The top 500 international securities, based on their composite rank, are included in the Index. The fund comes with a low expense ratio of 0.25%, which falls 15 basis points below the category average. The ETF lends investors:

  1. A Fundamental Model: Sales, market share, and operating margin weightings have the potential to improve a portfolio’s risk-return profile over a market-cap-weighted index.
  2. Enhanced Country and Sector Diversification: Fundamentally driven security selection allows for improved country diversification and sector weightings over a market-cap-weighted index.
  3. Core International Holdings: Developed international equity ETF with exposure to large companies.

IQIN 1 Year Performance

Bullish Trends for International Equities

As mentioned, the fund’s investment spread over 21 countries gives IQIN the necessary diversification to capture upside in a re-opening economy. While a vaccine deployment continues in the U.S., its effects could be waning, while other parts of the globe could beginning their own nascent upswings.

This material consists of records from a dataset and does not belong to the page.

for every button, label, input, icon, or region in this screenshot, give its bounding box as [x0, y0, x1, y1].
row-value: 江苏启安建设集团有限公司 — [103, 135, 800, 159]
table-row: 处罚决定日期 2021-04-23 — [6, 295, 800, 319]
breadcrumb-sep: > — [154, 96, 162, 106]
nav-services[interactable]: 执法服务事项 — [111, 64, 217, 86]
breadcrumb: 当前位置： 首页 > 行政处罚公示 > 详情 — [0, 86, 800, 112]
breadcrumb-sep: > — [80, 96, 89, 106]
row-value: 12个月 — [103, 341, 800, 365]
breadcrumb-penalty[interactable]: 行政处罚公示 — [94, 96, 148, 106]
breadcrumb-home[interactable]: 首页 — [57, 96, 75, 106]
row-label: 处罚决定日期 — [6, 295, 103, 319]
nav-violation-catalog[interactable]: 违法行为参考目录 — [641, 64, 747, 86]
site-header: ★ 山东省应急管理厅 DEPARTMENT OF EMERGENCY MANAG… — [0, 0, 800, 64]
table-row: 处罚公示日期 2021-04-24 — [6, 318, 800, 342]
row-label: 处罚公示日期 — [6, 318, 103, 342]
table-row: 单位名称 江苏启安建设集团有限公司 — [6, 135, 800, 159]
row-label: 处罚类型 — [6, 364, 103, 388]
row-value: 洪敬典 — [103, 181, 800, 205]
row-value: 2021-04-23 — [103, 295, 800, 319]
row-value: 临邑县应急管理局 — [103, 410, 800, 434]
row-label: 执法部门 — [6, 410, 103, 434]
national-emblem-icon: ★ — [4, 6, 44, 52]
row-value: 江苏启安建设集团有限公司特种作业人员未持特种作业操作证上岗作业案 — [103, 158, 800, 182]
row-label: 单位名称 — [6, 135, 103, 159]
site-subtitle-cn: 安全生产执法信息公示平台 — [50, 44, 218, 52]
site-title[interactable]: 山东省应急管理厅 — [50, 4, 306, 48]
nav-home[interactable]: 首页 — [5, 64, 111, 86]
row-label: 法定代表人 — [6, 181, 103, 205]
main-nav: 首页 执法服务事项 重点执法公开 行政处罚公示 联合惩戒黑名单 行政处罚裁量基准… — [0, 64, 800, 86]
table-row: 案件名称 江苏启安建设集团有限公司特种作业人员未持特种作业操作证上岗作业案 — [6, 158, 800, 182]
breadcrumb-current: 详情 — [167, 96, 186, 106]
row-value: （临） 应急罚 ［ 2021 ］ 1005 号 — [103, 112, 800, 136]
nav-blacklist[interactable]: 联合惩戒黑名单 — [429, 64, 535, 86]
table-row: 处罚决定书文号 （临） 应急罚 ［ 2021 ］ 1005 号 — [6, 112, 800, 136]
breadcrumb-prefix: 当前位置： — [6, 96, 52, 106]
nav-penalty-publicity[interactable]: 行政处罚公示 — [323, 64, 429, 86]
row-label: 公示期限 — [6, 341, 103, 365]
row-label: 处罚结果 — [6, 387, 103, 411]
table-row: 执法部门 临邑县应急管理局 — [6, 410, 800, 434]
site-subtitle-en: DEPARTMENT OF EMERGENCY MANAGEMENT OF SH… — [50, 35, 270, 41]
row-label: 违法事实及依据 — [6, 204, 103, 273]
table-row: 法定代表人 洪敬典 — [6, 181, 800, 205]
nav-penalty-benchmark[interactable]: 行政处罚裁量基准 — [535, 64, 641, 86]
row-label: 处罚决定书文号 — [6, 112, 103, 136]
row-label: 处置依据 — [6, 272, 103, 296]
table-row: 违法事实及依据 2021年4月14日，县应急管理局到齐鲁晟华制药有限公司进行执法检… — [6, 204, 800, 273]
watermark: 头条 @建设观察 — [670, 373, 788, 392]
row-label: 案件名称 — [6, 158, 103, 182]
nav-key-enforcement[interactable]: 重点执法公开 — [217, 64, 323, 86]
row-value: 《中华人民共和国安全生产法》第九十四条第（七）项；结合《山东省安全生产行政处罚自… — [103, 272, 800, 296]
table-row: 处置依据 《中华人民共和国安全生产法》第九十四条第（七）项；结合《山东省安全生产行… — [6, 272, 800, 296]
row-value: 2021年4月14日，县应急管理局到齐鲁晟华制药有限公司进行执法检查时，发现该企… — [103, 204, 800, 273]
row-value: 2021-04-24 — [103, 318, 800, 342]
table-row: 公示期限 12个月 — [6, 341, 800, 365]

“We’re also seeing global economic data trend in the direction we expected,” wrote Calamos Investments in a Seeking Alpha article. “There’s no doubt that the U.S. economy is in the midst of a strong recovery.”

“If we look at the Citi Economic Surprise Indexes, for example, we see that data in the U.S. is still coming in better than expected, but much less so than last summer,” the article said further. “In 2021, there was a small pick-up in late February/early March, but the trend is decelerating again. Meanwhile, in emerging markets and Europe, expectations moved down due to lockdowns, but economies have adapted more than expected and data continues to surprise to the upside.”